Así, en el judaísmo se vinculó esta celebración agrícola con el Pesaj, es decir, al recuerdo de la liberación de la esclavitud de que el “Pueblo Elegido” sufrió en tierra extranjera para ser guiado hacia la Tierra Prometida, en donde pudo vivir a plenitud la relación con su Dios Yahvé; para los cristianos, representó la memoria de la última semana de vida de Jesús que incluyó sus acciones, instrucciones póstumas, pasión, muerte y resurrección.
En el judaísmo, la plenitud de la relación con Yahvé se logra cumpliendo la Ley expuesta en los cuatro últimos libros de la Torá (Pentateuco); para el cristianismo, implica el seguimiento de Jesús, es decir, adentrarse en el conocimiento de la opción de vida que propone, basada en el amor y el servicio.
Ambas tradiciones marcan una importante guía fundamental en el crecimiento espiritual: la liberación de comportamientos que limitan, atan y esclavizan a los cuales todos los seres humanos nos sometemos como revela el judaísmo; o morir el ser humano caduco para renacer en una persona renovada, iluminada por la luz del viviente como propone el cristianismo.
Al margen de los detalles confesionales y simbólicos que ambas tradiciones reflejan, en lo profundo se encuentra un mismo evento altamente significativo para la realidad humana: hombres y mujeres somos seres perfectibles, en proceso, con la posibilidad ideal de tender hacia el crecimiento que capacita para enfrentar mejor el reto de la existencia y que vincula con mayor solidez a la comunidad.
Así, estas enseñanzas se suman a tantas otras que buscan generar personas cada vez más armoniosas, pacíficas, adaptables, felices y comprometidas con su propia historia y con la existencia justa, equitativa y solidaria de su comunidad y del entorno.

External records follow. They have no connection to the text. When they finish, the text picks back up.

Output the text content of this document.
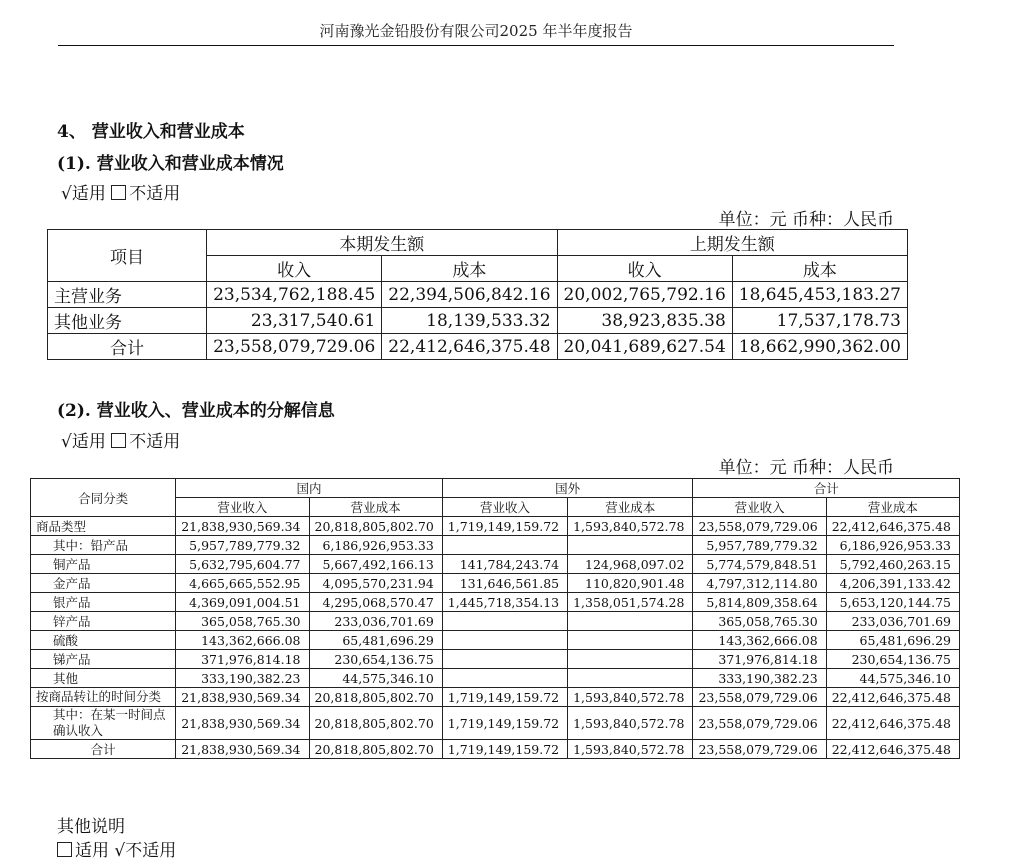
河南豫光金铅股份有限公司2025 年半年度报告
4、 营业收入和营业成本
(1). 营业收入和营业成本情况
√适用 不适用
单位：元 币种：人民币
项目	本期发生额		上期发生额	
	收入	成本	收入	成本
主营业务	23,534,762,188.45	22,394,506,842.16	20,002,765,792.16	18,645,453,183.27
其他业务	23,317,540.61	18,139,533.32	38,923,835.38	17,537,178.73
合计	23,558,079,729.06	22,412,646,375.48	20,041,689,627.54	18,662,990,362.00
(2). 营业收入、营业成本的分解信息
√适用 不适用
单位：元 币种：人民币
合同分类	国内		国外		合计	
	营业收入	营业成本	营业收入	营业成本	营业收入	营业成本
商品类型	21,838,930,569.34	20,818,805,802.70	1,719,149,159.72	1,593,840,572.78	23,558,079,729.06	22,412,646,375.48
其中：铅产品	5,957,789,779.32	6,186,926,953.33			5,957,789,779.32	6,186,926,953.33
铜产品	5,632,795,604.77	5,667,492,166.13	141,784,243.74	124,968,097.02	5,774,579,848.51	5,792,460,263.15
金产品	4,665,665,552.95	4,095,570,231.94	131,646,561.85	110,820,901.48	4,797,312,114.80	4,206,391,133.42
银产品	4,369,091,004.51	4,295,068,570.47	1,445,718,354.13	1,358,051,574.28	5,814,809,358.64	5,653,120,144.75
锌产品	365,058,765.30	233,036,701.69			365,058,765.30	233,036,701.69
硫酸	143,362,666.08	65,481,696.29			143,362,666.08	65,481,696.29
锑产品	371,976,814.18	230,654,136.75			371,976,814.18	230,654,136.75
其他	333,190,382.23	44,575,346.10			333,190,382.23	44,575,346.10
按商品转让的时间分类	21,838,930,569.34	20,818,805,802.70	1,719,149,159.72	1,593,840,572.78	23,558,079,729.06	22,412,646,375.48
其中：在某一时间点确认收入	21,838,930,569.34	20,818,805,802.70	1,719,149,159.72	1,593,840,572.78	23,558,079,729.06	22,412,646,375.48
合计	21,838,930,569.34	20,818,805,802.70	1,719,149,159.72	1,593,840,572.78	23,558,079,729.06	22,412,646,375.48
其他说明
适用 √不适用
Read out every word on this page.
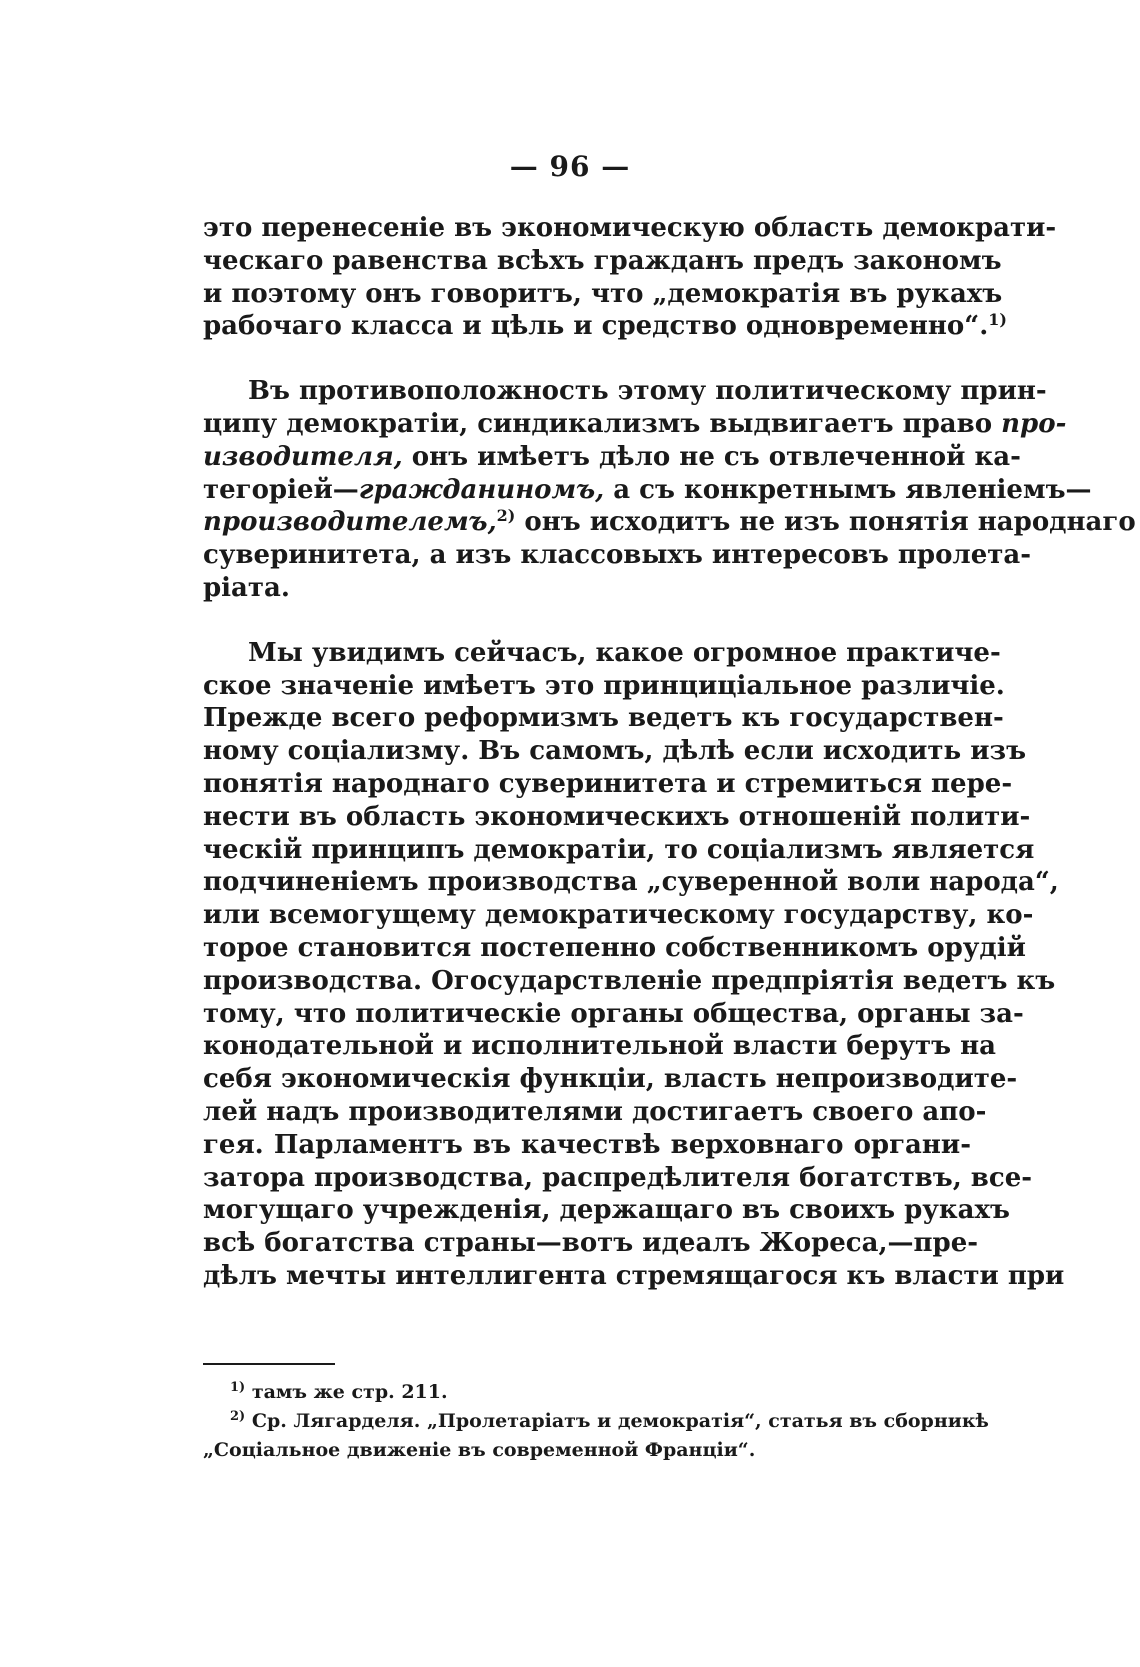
— 96 —

это перенесеніе въ экономическую область демократи-
ческаго равенства всѣхъ гражданъ предъ закономъ
и поэтому онъ говоритъ, что „демократія въ рукахъ
рабочаго класса и цѣль и средство одновременно“.$^{1)}$

Въ противоположность этому политическому прин-
ципу демократіи, синдикализмъ выдвигаетъ право про-
изводителя, онъ имѣетъ дѣло не съ отвлеченной ка-
тегоріей—гражданиномъ, а съ конкретнымъ явленіемъ—
производителемъ,$^{2)}$ онъ исходитъ не изъ понятія народнаго
суверинитета, а изъ классовыхъ интересовъ пролета-
ріата.

Мы увидимъ сейчасъ, какое огромное практиче-
ское значеніе имѣетъ это принциціальное различіе.
Прежде всего реформизмъ ведетъ къ государствен-
ному соціализму. Въ самомъ, дѣлѣ если исходить изъ
понятія народнаго суверинитета и стремиться пере-
нести въ область экономическихъ отношеній полити-
ческій принципъ демократіи, то соціализмъ является
подчиненіемъ производства „суверенной воли народа“,
или всемогущему демократическому государству, ко-
торое становится постепенно собственникомъ орудій
производства. Огосударствленіе предпріятія ведетъ къ
тому, что политическіе органы общества, органы за-
конодательной и исполнительной власти берутъ на
себя экономическія функціи, власть непроизводите-
лей надъ производителями достигаетъ своего апо-
гея. Парламентъ въ качествѣ верховнаго органи-
затора производства, распредѣлителя богатствъ, все-
могущаго учрежденія, держащаго въ своихъ рукахъ
всѣ богатства страны—вотъ идеалъ Жореса,—пре-
дѣлъ мечты интеллигента стремящагося къ власти при

$^{1)}$ тамъ же стр. 211.
$^{2)}$ Ср. Лягарделя. „Пролетаріатъ и демократія“, статья въ сборникѣ
„Соціальное движеніе въ современной Франціи“.
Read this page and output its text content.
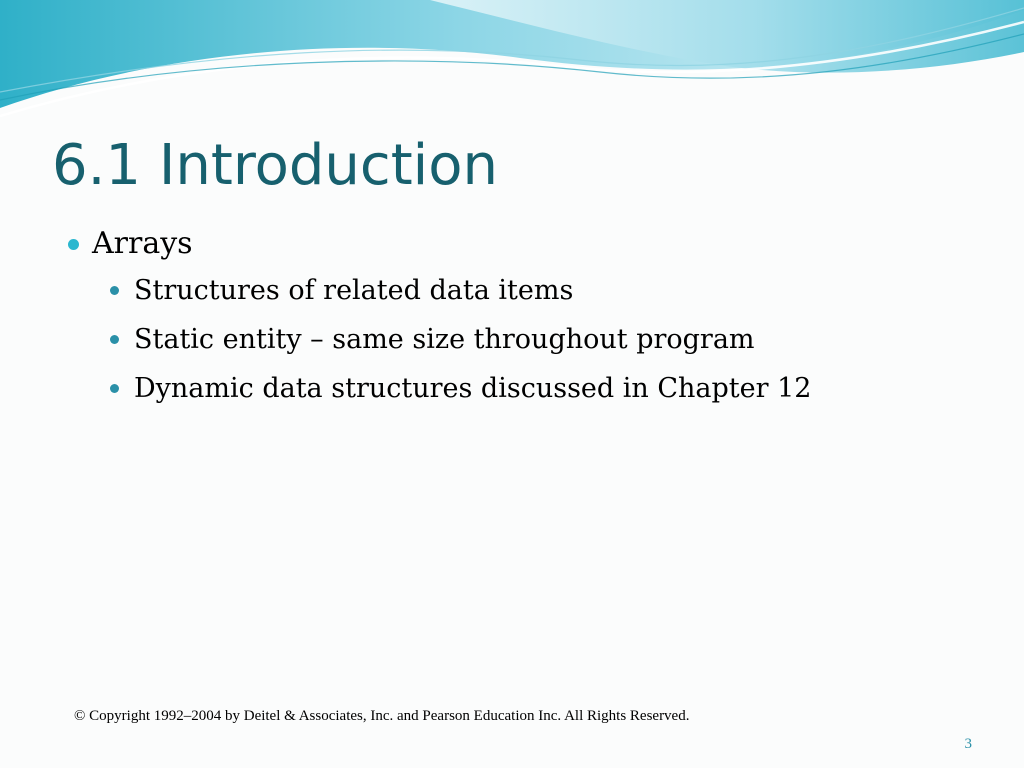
6.1 Introduction
Arrays
Structures of related data items
Static entity – same size throughout program
Dynamic data structures discussed in Chapter 12
© Copyright 1992–2004 by Deitel & Associates, Inc. and Pearson Education Inc. All Rights Reserved.
3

Efectivamente, la sabiduría subyacente, que es posible conocer, comprender, admirar y poner en práctica por medio de diferentes tradiciones filosóficas, religiosas o espirituales, mantiene en el fondo el mismo principio: un movimiento que impulsa a más y mejor individual y comunitariamente. Una comprensión que con el paso de los siglos se profundiza, se resignifica, se adapta, se complementa. Un entendimiento que permite la ampliación de la consciencia personal y comunitaria, que promueve una mejor relación con el medio ambiente y una humanidad más humana.